Surely I’m not the only one who chuckled at the recent “Driving While Distracted” summit at UAB, which would have been better titled, “I Can’t Believe You Haven’t Figured This Out For Yourself By Now.”

The issue, of course, has been raised all over the country, most recently in Alabama due to the efforts of Representative Jim McClendon, who last legislative year introduced a bill to ban “texting” and driving.

“How dumb do you have to be to think this (texting and driving) is a good idea?” he told the Moody Chamber of Commerce in a recent meeting.

The issue, unfortunately, is a straw man. Nobody thinks sending a text message while driving is a good idea – how could they?

Similarly, I doubt anyone left on the planet thinks smoking is still a good idea. How much more research is necessary? How many more public service announcements?

I’m asking only because we keep pushing for new laws — nearly every town has a ban on smoking in public places (because business owners can’t decide for themselves, apparently) and this texting-while-driving ban is almost sure to go through.

Is it necessary, though? Do we need more laws to protect us from our own stupidity?

The whole thing is reminiscent of the “curfew laws,” which became en vogue during the 1990s, and remain in effect in most communities across the nation. We needed a strict curfew, as I understood it, because too many young people were causing trouble at late hours on public streets.

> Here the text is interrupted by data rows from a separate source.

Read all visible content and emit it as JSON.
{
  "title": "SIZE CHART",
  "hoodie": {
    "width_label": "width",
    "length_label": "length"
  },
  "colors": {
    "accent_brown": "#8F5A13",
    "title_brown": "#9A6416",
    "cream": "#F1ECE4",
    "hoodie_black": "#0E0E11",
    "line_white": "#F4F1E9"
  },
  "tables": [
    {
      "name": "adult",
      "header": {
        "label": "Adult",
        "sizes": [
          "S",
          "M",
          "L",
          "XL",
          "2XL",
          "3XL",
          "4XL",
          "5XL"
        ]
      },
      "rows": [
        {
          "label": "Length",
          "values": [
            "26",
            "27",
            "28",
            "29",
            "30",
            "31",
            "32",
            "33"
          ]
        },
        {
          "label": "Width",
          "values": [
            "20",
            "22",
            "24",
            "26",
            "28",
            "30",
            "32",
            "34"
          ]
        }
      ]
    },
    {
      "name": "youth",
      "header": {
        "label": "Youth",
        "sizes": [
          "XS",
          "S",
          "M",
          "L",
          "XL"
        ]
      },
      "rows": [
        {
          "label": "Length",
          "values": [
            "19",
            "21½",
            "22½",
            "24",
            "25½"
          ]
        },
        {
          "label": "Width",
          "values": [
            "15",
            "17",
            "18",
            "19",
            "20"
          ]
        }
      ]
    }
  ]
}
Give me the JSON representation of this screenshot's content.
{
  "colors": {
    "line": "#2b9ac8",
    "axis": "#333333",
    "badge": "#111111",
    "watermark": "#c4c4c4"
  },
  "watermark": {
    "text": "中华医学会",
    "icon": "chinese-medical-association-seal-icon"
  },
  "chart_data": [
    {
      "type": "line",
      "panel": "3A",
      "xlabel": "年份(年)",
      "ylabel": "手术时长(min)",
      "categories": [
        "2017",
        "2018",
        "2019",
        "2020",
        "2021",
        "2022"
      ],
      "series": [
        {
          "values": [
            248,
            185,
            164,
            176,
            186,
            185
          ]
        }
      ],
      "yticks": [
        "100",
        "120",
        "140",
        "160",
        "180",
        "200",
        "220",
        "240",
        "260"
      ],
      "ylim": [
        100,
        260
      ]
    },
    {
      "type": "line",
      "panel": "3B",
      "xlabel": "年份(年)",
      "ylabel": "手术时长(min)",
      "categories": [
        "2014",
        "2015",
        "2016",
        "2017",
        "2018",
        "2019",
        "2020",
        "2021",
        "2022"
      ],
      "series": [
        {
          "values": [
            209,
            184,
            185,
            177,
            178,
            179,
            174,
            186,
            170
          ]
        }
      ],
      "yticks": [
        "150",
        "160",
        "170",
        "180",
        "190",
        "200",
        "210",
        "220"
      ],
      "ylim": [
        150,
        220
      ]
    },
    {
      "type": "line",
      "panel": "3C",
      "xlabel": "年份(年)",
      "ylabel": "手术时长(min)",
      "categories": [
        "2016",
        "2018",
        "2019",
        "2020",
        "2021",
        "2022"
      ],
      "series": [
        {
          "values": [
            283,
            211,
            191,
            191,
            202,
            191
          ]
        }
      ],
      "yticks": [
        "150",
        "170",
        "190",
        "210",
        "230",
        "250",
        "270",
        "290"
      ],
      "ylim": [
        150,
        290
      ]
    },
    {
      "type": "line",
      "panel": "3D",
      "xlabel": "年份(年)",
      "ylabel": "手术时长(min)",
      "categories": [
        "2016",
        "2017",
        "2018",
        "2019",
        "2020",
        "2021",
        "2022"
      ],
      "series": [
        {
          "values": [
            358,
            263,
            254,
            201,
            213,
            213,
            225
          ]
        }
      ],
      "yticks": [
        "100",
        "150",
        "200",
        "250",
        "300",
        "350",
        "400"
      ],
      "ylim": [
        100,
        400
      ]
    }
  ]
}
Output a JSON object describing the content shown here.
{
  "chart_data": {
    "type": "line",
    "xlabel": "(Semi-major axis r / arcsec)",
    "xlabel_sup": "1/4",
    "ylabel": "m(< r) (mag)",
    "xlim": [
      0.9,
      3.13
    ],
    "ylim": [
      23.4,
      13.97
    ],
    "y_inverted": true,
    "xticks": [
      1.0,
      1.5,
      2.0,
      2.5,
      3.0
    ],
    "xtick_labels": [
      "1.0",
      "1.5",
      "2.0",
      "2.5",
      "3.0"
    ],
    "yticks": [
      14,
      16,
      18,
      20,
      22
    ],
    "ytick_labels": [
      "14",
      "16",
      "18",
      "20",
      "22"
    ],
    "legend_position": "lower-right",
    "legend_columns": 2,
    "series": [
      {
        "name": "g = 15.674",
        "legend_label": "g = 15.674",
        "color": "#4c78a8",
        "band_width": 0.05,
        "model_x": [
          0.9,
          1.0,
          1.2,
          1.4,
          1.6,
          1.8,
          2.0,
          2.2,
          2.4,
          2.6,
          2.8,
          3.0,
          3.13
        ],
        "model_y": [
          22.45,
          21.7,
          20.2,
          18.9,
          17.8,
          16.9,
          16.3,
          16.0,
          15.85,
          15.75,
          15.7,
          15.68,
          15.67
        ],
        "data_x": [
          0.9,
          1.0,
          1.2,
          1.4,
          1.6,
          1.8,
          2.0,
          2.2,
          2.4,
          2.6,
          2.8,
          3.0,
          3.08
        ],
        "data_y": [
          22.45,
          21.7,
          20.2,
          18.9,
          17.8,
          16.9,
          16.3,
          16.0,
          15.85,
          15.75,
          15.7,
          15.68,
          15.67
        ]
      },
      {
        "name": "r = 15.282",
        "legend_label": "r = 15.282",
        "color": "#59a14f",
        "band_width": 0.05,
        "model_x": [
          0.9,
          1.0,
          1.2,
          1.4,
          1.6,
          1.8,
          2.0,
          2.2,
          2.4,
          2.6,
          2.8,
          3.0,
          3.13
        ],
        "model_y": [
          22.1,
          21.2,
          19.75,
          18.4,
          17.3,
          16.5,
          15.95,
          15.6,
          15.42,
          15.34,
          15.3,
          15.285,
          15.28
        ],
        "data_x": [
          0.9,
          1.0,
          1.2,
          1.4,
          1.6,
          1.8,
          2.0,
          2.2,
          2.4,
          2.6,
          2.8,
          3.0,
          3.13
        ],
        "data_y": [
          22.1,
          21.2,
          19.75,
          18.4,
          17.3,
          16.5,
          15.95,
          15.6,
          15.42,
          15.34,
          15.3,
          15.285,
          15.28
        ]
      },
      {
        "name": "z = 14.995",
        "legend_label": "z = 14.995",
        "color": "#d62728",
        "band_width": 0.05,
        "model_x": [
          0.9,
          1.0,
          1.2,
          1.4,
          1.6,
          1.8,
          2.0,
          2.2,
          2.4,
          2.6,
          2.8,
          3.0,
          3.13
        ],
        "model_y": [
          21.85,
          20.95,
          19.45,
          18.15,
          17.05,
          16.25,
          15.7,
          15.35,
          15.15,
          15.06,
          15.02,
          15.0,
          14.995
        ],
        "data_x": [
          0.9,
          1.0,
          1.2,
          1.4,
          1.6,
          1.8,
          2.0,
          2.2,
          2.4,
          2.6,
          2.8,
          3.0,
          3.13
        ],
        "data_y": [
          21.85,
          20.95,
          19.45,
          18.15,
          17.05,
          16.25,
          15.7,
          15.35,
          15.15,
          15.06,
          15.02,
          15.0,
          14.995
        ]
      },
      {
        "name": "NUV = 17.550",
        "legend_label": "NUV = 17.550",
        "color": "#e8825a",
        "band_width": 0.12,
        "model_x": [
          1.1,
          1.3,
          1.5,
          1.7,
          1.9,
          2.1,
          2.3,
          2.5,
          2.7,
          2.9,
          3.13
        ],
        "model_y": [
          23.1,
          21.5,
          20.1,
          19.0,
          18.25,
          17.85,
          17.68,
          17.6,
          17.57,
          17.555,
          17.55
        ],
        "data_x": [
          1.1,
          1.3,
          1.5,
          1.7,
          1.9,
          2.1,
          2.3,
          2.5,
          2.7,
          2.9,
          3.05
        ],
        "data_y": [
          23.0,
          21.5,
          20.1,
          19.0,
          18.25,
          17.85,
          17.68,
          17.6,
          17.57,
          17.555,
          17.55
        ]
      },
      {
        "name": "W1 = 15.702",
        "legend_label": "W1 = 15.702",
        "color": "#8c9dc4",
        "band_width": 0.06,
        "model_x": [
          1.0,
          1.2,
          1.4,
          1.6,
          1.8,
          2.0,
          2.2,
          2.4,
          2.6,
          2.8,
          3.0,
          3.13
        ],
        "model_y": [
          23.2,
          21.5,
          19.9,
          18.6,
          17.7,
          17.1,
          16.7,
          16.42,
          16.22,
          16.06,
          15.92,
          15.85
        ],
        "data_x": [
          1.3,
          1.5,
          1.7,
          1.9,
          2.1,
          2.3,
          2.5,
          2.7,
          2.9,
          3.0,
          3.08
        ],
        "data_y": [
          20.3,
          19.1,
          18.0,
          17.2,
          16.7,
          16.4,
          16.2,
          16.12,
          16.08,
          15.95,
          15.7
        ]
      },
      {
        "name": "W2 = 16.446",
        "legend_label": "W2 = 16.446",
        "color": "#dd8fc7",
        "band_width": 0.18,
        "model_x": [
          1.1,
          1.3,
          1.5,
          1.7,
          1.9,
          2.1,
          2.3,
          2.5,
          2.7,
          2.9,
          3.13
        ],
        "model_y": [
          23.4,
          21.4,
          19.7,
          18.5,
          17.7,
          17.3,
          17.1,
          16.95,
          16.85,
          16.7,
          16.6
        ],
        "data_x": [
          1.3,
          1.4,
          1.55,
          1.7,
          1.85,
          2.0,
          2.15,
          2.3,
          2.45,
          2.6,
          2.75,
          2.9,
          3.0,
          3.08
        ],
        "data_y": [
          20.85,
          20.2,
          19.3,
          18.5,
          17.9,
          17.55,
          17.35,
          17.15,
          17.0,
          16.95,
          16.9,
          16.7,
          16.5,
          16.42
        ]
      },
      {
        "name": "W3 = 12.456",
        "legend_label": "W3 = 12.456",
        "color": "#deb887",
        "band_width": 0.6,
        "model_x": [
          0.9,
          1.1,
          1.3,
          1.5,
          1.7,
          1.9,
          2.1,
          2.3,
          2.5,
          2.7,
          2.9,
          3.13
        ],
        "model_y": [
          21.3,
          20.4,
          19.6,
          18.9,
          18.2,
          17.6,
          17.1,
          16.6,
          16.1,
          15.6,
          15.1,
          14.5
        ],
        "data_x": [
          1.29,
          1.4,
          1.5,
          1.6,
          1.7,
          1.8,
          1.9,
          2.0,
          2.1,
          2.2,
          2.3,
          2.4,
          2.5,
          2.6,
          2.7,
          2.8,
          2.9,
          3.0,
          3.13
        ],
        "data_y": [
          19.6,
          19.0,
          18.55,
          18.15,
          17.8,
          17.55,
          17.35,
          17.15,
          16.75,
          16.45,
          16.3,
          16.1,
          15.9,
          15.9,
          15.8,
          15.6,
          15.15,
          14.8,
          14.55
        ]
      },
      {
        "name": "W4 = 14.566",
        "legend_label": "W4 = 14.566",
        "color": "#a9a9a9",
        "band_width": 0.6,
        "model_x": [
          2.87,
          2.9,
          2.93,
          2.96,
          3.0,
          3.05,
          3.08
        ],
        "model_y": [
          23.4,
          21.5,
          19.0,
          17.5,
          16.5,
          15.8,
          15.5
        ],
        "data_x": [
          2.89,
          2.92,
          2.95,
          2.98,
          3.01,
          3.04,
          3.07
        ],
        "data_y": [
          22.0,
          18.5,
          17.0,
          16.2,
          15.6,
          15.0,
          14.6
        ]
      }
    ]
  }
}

Did we really, though? Perhaps I was fortunate growing up, but I’m almost certain my parents didn’t need the assistance of the police or the mayor to have me home on time — they needed only to tell me where to be and when to be there. Some things, after all, are worse than going to jail.

Which is the great tragedy, after all: we shouldn’t need the government’s help in doing what we should do anyway. But somehow we don’t do the things we should, and so we have to make such laws.

We shouldn’t have needed the government’s help, for example, to stop us from discriminating against our fellow man based on race or religion, but we did. We shouldn’t have needed the government’s help to force us to give to the less fortunate, but somehow it happened anyway.

And we certainly shouldn’t need the government’s help to stop us from destructive behaviors like driving and texting.

But, we’re probably getting it anyway. Happy New Year!